At Microbiology Day, held May 1 and 2 in the Rutgers–Camden Campus Center, 60 students performing research on a variety of topics in their General Microbiology course shared their discoveries and observations with the campus community.

“What I love about Rutgers–Camden is the opportunity we as students have to do research,” says John Hill, a junior from Cinnaminson. “It’s a vital part of our education. Microbiology Day is a time for everyone to shine. It feels great to be able to show people what we’ve learned over the course of the semester.”

Hill, a veteran of the U.S. Marine Corps who came to Rutgers–Camden to study biology, spent the semester researching the causes and health effects associated with Stachybotrys chartarum, otherwise known as black mold.

Other projects researched this semester include the use of microorganisms in producing biomaterials, the evolution of HIV treatment, and salmonella in eggs and meat products.

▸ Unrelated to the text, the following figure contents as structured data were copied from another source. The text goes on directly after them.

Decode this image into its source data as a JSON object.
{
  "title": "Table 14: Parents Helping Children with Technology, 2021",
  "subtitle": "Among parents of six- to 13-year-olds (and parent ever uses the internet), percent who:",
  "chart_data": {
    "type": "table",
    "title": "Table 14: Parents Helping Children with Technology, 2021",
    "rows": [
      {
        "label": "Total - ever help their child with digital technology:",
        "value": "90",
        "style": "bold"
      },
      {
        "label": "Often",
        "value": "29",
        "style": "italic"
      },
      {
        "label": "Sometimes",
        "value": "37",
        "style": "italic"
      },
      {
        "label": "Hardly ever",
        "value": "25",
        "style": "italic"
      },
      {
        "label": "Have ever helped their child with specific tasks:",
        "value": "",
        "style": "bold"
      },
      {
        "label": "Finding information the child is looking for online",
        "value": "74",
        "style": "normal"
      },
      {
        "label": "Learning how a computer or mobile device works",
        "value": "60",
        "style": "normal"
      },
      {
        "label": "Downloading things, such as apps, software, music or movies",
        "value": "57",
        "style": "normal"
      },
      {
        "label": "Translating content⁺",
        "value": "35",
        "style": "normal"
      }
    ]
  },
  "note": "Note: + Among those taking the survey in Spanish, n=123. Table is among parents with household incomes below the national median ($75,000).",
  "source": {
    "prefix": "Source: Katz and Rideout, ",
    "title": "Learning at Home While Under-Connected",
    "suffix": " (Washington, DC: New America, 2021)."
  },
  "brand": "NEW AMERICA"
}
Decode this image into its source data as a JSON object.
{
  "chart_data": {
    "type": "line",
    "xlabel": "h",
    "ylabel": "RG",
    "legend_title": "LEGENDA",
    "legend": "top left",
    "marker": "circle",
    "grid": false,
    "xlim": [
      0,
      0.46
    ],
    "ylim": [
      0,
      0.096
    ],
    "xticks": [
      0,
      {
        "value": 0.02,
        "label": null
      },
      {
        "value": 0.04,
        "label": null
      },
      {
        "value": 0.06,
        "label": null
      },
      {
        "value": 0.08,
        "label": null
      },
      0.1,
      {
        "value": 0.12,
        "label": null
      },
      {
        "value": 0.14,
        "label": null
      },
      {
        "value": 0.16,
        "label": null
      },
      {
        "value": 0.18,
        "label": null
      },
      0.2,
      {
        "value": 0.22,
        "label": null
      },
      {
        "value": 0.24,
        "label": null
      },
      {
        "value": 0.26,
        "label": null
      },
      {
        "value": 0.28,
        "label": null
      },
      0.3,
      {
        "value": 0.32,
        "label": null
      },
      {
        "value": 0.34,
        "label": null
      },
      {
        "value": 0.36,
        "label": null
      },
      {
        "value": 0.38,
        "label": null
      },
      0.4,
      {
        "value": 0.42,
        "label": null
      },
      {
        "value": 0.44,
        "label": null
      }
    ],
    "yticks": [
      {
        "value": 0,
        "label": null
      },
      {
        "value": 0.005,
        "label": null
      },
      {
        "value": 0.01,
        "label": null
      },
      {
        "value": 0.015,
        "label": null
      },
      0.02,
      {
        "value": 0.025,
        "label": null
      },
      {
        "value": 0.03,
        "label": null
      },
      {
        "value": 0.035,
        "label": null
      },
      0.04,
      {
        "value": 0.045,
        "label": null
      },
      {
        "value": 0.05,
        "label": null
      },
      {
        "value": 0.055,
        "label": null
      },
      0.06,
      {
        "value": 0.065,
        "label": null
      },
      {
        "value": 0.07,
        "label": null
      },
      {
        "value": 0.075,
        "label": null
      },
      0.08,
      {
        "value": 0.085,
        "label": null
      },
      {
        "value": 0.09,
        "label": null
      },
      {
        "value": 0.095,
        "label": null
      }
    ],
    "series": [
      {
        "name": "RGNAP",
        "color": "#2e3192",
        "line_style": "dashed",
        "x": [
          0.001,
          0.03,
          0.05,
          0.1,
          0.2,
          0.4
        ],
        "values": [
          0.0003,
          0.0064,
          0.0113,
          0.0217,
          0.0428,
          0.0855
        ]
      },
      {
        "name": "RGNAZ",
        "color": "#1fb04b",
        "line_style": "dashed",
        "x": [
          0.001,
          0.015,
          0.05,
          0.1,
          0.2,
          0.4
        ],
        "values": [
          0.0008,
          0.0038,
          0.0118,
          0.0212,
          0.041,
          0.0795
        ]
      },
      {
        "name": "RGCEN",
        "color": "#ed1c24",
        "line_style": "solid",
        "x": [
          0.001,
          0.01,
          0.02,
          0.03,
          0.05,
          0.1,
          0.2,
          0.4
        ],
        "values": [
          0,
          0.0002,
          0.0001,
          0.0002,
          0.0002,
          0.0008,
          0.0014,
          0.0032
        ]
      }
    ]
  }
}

“The best way to learn about a subject is teaching and presenting on that subject,” says Kwangwon Lee, an associate professor of biology at Rutgers–Camden who organizes Microbiology Day and teaches General Microbiology. “I want the students to research topics that are interesting to them. I encourage them to pick a topic they want to study on their own, so they’re researching their own interests. There’s no limit to what they can learn about a topic.”

Working alone or in teams, the students prepared informational poster boards and fact sheets explaining their research to classmates, friends, and family members attending Microbiology Day.

“It’s nice to be able to share our work and help people understand different aspects of biology at an event like this,” says Celena King, a senior biology major from Palmyra researching shingles in young adults. “Most people have heard of shingles, but may not understand what it is, so we’re hoping our research helps educate people.”

Robert Wentworth, a senior biology major from Mount Laurel, researching the effectiveness of Tamiflu on the influenza virus, says his work this semester lends itself to his interests after graduation.

“I’d like to go into pharmacy professionally, so being able to do the research behind a drug to figure out how it works and how it affects viruses is exciting,” Wentworth says. “We’re taking what we learn in class and applying it to our research.”